Although Burton had begun playing bass guitar – and prior to that piano – before the tragedy that befell his family, it seems that the loss of a sibling served to focus his mind on the task at his fingers. He studied not only the popular bass players of the day – musicians such as Rush’s Geddy Lee and Black Sabbath’s Geezer Butler – but also the scales and musical notations heard in Bach and Beethoven, as well as the disciplines of baroque music. As his talents grew, the young player would practise for up to six hours a day, his abilities sufficient to outgrow the tutelage of more than one music teacher.

‘Cliff didn’t take music lessons until he was thirteen, after his brother died,’ recalled his mother. ‘He said to a couple of people, “I’m going to be the best bassist [I can be] for my brother.” We didn’t think he had too much talent at all.

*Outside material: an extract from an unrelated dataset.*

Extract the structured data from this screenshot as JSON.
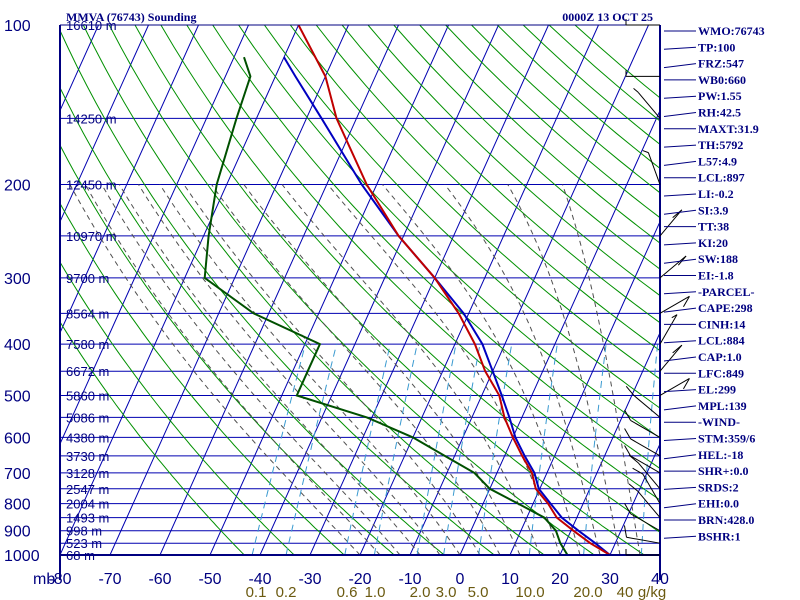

We had no idea! We just thought he’d plunk, plunk along, which he did at [the beginning]. It really was not easy for him at first … [but] about six months in
to the lessons, it started to come together. I thought, “This kid’s got real potential.” And I was totally amazed, because none of the kids in our family had any musical talent.’

As with all fledgling musicians, the point is soon reached when the young player wishes to develop his talents with others. Burton’s first band was named EZ Street, a union which also
featured
drummer Dave Donato and guitarist Jim Martin.
Occasionally
the drum stool was manned by Mike ‘Puffy’ Bordin, who alongside Martin would go on to find success with pioneering Bay Area oddballs Faith No More. EZ Street would practise in the hills of Northern California, discovering their sound through the playing of elongated instrumental pieces that owed more to the powerful and hypnotic rhythms of the English cult band Hawkwind than the snappy pop-played-loud anthems beloved of US stadium-botherers Kiss. Away from their instruments, the young musicians dabbled with experimental drugs such as LSD, while Burton himself savoured the flavour of marijuana. But despite such chemically enhanced excursions, elsewhere Burton remained a dependable American adolescent. If his band mates in EZ Street gathered to listen to music in the Burton family home, they did so at a volume considerate of Cliff’s sleeping family. As Jim Martin later recalled, ‘We’d rock out, but real quietly.’ At other times the group would return to the Burton family home from fishing trips at four in the morning, whereupon Cliff would prepare for the party a huge cooking pot of Mexican food, chiding Donato for a loud voice which occasionally rose to a pitch capable of waking the house’s sleeping residents.